O Flamengo passou a tratar a contratação de Juninho como um ponto de inflexão no planejamento esportivo. Mesmo após a venda do atacante ao Pumas, o episódio segue sendo debatido internamente como uma aposta que não entregou o retorno esperado dentro de campo.

A avaliação feita nos bastidores é de que o Flamengo assumiu riscos excessivos ao apostar em um jogador em processo de afirmação, em um elenco que já exigia impacto imediato.
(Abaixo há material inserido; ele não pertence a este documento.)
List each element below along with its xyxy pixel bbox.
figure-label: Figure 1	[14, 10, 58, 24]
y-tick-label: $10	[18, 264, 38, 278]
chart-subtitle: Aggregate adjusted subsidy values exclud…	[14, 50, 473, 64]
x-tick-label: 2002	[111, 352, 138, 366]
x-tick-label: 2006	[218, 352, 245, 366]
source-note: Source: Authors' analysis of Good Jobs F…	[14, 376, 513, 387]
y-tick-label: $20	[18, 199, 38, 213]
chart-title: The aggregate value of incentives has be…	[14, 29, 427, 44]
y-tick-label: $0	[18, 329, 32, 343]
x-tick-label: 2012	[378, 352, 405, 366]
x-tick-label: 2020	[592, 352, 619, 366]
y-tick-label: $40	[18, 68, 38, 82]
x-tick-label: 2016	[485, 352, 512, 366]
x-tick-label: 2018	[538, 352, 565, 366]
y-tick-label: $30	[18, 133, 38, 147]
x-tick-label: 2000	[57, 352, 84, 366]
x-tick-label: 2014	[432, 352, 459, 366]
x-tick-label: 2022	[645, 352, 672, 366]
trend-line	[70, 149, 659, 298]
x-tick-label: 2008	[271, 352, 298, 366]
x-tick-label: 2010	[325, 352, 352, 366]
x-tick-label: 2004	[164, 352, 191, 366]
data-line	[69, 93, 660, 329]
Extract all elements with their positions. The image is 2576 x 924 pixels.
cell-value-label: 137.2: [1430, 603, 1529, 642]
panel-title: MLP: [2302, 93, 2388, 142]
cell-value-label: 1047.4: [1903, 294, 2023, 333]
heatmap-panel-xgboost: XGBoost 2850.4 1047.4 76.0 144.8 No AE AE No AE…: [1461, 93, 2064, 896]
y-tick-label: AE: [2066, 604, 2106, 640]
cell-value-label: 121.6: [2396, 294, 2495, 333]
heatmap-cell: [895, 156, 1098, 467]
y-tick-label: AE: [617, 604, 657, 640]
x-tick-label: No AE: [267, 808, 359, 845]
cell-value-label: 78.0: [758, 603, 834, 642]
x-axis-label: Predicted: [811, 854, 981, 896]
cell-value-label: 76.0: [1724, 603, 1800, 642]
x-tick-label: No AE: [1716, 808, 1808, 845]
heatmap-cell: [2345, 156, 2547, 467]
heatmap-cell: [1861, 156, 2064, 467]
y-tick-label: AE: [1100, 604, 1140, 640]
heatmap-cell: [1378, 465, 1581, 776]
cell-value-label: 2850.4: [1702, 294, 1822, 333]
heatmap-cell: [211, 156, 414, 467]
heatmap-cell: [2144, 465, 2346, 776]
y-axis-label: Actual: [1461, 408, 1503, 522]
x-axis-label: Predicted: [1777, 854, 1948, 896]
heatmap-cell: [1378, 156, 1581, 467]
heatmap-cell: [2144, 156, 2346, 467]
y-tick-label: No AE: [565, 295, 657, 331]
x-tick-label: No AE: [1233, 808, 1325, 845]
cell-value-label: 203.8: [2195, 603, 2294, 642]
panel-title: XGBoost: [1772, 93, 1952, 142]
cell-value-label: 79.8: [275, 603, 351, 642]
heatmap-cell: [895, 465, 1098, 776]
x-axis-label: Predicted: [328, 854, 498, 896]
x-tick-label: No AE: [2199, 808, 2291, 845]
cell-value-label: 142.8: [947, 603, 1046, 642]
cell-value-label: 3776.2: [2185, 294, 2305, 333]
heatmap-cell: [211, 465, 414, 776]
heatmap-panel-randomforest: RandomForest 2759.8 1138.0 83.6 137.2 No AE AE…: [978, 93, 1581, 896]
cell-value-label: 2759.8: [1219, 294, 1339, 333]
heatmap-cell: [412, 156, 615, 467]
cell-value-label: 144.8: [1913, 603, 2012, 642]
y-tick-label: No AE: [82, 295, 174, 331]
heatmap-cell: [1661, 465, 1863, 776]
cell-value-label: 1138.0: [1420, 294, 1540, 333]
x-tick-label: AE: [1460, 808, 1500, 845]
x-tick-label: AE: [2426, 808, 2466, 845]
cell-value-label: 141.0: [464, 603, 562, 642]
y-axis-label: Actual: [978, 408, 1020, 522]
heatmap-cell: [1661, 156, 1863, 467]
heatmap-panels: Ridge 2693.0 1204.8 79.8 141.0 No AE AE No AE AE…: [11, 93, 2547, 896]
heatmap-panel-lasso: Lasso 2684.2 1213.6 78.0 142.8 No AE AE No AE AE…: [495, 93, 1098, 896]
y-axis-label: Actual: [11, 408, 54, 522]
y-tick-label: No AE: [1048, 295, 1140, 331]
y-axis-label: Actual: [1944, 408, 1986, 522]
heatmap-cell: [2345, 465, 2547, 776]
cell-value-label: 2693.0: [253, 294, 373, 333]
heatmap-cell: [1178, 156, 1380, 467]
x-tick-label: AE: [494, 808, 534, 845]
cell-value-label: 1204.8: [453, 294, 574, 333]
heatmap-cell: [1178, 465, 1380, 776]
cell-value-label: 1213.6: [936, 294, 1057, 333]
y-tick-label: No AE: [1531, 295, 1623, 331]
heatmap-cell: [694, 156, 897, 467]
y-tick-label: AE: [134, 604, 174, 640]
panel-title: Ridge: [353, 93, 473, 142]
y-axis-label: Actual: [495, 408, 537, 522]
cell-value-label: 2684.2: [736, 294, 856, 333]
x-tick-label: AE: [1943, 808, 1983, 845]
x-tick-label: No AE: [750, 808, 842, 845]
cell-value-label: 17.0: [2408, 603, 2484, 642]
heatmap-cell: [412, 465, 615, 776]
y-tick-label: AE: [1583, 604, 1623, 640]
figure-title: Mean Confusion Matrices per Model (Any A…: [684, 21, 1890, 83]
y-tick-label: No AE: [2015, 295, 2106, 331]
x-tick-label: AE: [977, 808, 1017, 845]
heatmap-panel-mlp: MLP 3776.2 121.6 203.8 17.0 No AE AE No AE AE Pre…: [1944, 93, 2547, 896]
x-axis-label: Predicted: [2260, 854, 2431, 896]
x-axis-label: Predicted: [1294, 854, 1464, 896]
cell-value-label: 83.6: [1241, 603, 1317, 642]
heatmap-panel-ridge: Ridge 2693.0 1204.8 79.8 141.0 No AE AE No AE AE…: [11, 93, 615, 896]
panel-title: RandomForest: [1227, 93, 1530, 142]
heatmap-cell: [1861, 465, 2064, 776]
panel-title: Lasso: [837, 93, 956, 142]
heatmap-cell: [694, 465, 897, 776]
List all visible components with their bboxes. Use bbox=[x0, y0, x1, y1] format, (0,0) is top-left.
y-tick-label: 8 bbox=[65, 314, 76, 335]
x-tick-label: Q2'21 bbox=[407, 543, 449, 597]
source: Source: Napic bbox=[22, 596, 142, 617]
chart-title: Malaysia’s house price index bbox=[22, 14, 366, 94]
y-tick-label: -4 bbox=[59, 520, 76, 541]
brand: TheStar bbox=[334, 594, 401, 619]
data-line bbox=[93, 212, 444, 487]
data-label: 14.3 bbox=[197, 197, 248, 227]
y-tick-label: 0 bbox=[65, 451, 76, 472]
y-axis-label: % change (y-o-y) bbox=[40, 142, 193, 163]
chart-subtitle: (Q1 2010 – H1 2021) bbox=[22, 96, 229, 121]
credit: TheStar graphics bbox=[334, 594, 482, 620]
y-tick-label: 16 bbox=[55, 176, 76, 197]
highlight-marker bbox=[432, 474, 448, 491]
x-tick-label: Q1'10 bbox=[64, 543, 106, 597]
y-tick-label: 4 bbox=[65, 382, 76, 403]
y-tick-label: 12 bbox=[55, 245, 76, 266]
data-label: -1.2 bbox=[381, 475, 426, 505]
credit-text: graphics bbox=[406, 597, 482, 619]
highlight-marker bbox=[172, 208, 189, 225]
A partir dessa leitura, o clube decidiu revisar critérios e reduzir margem para contratações de projeção incerta, segundo o GE.
A mudança não foi apenas técnica, mas também financeira. Quando Luiz Eduardo Baptista assumiu o comando, a ordem foi clara: segurar investimentos até reorganizar o caixa. O clube passou meses priorizando equilíbrio antes de voltar ao mercado com força total.
Erro esportivo acelerou mudança de postura
Com as contas em ordem, o Flamengo virou a chave na segunda janela e adotou uma estratégia agressiva. O entendimento era de que o elenco precisava de jogadores prontos, com rodagem internacional e capacidade de decisão imediata, mesmo que isso exigisse cifras elevadas.
Desde então, o Rubro-Negro investiu quase R$ 400 milhões em reforços, no maior pacote de contratações de sua história recente. Chegaram nomes como Danilo, Jorginho e Saúl, todos com perfil consolidado no futebol europeu. A lista ainda inclui Emerson Royal, Samuel Lino, Jorge Carrascal, além de Vitão e Andrew.
Direção busca impacto imediato e menos apostas
Internamente, o discurso é de aprendizado. A contratação de Juninho serviu como alerta para um Flamengo que não quer mais errar no timing. A prioridade passou a ser atletas capazes de elevar o nível do time desde o primeiro mês, sem necessidade de adaptação prolongada.
A leitura da diretoria é de que, em um elenco estrelado e pressionado por resultados, o espaço para apostas diminuiu. O custo de errar ficou alto demais, tanto esportivamente quanto politicamente dentro do clube.
Assim, o Flamengo entra em 2026 com um perfil mais pragmático no mercado. Menos projeção, mais certeza. Menos paciência, mais cobrança por desempenho imediato. Uma guinada que nasceu de um erro e terminou em um dos maiores investimentos da história rubro-negra.